Au Revoir, Marianne

Marianne Dissard and Friends at Club Congress, Saturday, Mar. 9

For almost 20 years, Marianne Dissard has been Tucson's favorite French chanteuse, filmmaker and impresario. Now she's leaving the Old Pueblo to relocate in Europe—Palermo, Sicily, to be exact—but not without saying goodbye to the local music community.

Dissard will give two going-away concerts during the next couple of weeks—one looking back and one looking forward.

On Saturday, March 9, at Club Congress, she will perform with "my old sweethearts," which refers to several of the talented Tucson musicians with whom she has recorded and toured over the years. She'll perform a series of duets with Sergio Mendoza, Gabriel Sullivan, Brian Lopez, Naïm Amor, Andrew Collberg, Connor Gallaher and Clay Koweek.

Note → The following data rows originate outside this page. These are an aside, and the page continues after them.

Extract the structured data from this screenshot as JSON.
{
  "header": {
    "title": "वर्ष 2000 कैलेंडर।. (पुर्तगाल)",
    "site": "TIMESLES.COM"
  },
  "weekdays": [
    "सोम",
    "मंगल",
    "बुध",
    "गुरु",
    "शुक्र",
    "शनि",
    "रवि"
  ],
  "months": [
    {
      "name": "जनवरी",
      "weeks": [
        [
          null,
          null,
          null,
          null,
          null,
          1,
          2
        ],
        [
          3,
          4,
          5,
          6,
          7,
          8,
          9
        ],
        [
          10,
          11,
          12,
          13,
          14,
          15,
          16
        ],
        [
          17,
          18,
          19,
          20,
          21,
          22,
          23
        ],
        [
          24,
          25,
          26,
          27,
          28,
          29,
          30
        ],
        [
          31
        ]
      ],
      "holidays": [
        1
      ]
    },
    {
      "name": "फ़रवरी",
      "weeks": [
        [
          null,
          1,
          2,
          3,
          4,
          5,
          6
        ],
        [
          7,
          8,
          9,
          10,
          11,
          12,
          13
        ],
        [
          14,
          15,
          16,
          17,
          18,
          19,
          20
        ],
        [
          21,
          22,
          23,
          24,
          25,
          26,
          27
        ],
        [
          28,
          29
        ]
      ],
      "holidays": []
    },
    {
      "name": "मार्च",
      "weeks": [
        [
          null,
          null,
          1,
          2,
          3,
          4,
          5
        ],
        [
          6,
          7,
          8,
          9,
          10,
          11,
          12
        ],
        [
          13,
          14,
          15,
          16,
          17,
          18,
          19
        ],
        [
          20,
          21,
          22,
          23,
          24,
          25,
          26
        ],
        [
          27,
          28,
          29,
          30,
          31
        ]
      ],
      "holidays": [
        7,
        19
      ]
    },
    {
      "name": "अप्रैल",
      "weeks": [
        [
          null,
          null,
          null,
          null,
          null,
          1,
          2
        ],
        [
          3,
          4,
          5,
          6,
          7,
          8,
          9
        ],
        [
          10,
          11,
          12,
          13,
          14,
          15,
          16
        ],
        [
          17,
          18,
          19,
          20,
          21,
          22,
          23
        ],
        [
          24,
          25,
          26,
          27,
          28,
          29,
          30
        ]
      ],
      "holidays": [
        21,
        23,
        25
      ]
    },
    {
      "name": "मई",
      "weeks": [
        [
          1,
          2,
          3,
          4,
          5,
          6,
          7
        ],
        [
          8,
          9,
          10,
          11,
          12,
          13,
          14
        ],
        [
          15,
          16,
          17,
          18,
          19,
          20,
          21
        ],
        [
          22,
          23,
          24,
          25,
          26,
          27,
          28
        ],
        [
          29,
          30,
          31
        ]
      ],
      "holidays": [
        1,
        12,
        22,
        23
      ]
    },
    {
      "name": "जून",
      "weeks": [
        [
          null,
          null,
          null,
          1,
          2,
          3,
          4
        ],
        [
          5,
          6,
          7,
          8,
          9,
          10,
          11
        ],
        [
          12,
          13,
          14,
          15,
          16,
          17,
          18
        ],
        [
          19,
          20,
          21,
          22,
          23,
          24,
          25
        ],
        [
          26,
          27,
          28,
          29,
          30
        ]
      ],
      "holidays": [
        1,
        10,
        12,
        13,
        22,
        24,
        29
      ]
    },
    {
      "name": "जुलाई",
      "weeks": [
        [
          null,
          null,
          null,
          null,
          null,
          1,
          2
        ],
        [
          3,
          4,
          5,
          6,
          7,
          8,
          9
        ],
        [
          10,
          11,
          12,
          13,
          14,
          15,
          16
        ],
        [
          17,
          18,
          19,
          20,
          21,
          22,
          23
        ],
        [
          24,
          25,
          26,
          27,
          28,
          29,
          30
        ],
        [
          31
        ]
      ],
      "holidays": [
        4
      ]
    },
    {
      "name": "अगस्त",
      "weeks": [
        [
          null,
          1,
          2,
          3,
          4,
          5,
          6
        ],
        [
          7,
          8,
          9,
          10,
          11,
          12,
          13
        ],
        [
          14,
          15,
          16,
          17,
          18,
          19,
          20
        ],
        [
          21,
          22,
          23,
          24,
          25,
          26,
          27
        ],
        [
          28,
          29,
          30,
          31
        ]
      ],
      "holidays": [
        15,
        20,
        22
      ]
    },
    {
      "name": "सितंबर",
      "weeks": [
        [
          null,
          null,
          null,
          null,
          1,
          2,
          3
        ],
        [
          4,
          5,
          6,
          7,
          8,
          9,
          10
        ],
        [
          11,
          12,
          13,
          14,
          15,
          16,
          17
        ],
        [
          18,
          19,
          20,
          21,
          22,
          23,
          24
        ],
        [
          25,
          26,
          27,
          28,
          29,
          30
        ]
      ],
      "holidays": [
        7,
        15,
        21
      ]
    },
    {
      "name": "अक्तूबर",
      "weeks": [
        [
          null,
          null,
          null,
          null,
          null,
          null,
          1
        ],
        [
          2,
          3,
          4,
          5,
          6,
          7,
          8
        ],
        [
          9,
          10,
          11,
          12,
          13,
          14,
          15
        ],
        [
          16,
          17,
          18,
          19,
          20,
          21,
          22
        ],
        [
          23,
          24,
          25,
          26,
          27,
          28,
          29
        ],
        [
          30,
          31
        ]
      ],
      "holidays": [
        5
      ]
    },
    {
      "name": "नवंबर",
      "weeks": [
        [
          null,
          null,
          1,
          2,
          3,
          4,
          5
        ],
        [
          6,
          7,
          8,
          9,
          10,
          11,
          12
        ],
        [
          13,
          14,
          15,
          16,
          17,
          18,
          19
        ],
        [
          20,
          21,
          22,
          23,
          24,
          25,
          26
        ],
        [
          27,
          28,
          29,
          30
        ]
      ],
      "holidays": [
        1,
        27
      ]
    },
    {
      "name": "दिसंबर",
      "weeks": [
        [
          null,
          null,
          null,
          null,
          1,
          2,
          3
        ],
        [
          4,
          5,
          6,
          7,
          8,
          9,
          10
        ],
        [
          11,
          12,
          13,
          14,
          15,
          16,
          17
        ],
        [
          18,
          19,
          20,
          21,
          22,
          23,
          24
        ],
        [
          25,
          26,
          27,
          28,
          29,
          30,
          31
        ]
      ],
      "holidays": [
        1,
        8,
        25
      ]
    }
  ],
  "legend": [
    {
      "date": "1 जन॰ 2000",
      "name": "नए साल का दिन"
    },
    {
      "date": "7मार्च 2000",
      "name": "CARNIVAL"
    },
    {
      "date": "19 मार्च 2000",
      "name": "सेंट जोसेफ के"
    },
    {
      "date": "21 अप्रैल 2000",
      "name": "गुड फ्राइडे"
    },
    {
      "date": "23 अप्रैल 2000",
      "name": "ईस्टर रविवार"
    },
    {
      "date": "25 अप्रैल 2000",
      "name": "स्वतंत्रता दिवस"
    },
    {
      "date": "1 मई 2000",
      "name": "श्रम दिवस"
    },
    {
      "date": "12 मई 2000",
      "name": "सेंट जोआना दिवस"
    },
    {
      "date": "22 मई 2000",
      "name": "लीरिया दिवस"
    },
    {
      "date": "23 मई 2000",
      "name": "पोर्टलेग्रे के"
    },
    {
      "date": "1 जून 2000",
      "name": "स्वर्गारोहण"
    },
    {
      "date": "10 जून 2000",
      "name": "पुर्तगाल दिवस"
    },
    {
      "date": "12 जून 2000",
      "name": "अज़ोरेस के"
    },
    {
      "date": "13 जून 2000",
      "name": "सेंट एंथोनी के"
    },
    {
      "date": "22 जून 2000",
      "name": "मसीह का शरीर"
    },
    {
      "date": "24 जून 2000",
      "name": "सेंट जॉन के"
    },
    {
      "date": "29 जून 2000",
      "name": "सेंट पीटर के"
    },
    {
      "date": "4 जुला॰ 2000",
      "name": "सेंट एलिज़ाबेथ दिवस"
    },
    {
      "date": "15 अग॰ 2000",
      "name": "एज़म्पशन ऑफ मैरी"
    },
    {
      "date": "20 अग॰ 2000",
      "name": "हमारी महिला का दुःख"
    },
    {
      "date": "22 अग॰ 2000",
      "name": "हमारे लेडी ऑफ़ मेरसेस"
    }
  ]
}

Also on that bill will be opening act Ricky Tutaan. The Los Angeles band Spain, led by bassist and vocalist Josh Haden, will close the show.

The Club Congress concert is co-presented by the Tucson Weekly, community radio station KXCI 91.3 FM and Tucson Music Factory, the record label Dissard founded last year.

The gig is a fundraiser to assist eight local acts in playing at two different showcases Dissard has booked (through Tucson Music Factory) at the famous South by Southwest Music and Media Conference, from March 12-17 in Austin, Texas.

After SXSW, Dissard will return to town to play a gig Tuesday, March 19, at La Cocina with new musical partner, Budo, a Seattle-based hip-hop composer-musician-DJ-producer known for his previous partnership with the rapper known as Grieves.

The new duo calls their partnership Marianne Dissard :: Budo. "I have a new bandmate, and he's really excited about working, and he's super-creative and available," Dissard said in a recent interview.

At the March 9 show, Dissard and her Tucson duet partners will perform songs from her past albums, such as L'Entredeux, Paris One Takes, L'Abandon and Berlin One Takes.

Also on the verge of being released is Dissard's latest effort, The Cat. Not Me, a collaboration with musician-composer-producer Mendoza. She and Budo have been reworking songs from that album in the new duo format.

"He's the DJ and I am the MC," Dissard joked, adding that Budo also plays several conventional instruments, such as guitar, keyboards and trumpet.

Dissard and Budo will perform these "remixes" of The Cat. Not Me at the March 19 show at La Cocina.

"When I recorded that album with Sergio, a lot of it was him and me wrestling for control and trying to see how many layers we can have, how much instrumentation we needed. And it came out great. But when Budo works on the same songs, he brings a new sensibility and starts weeding things out. And you hear some things that got blended and buried amid the rest of the album."

Dissard said other special guests may appear with her and Budo.

"I have invited lots of my friends to play, but I can't announce the names. It's in the spirit of the (now defunct) Red Room, so whoever comes and plays is whoever comes and plays. I guess it's called curating by default."

Dissard was born in Tarbes, France, 43 years ago and moved to the Phoenix area with her family when she was 16. She first moved to Tucson in 1989, when she took a job as a production assistant on the then-popular tweens TV series Hey Dude, which was shot here. Soon, she headed to Los Angeles to study film at the University of Southern California, returning to Tucson in 1994.

As a documentary filmmaker, Dissard made Drunken Bees, about the band Giant Sand, and Low y Cool, about the culture of lowrider bicycles. In 2010, she directed her first feature film, Lonesome Cowgirls, a remake of Andy Warhol's Lonesome Cowboys.

She began her music career in Tucson in the mid-1990s, writing lyrics for the Amor Belhom Duo (which featured Naïm Amor), and soon after, Joey Burns of Calexico encouraged her to sing. Things snowballed from there.

After several albums and a generation spent in Tucson, Dissard is ready to move on. She's chosen Palermo because it's strategically located to further her career. "I already have a pretty good support system in Europe. My booking agent is in Germany and I've worked with several labels in Europe. Palermo is pretty much two hours from anywhere in Europe."

And Dissard has also fallen in love with the Sicilian city, although she doesn't yet speak the language. "Palermo is the Tucson of Europe," she said.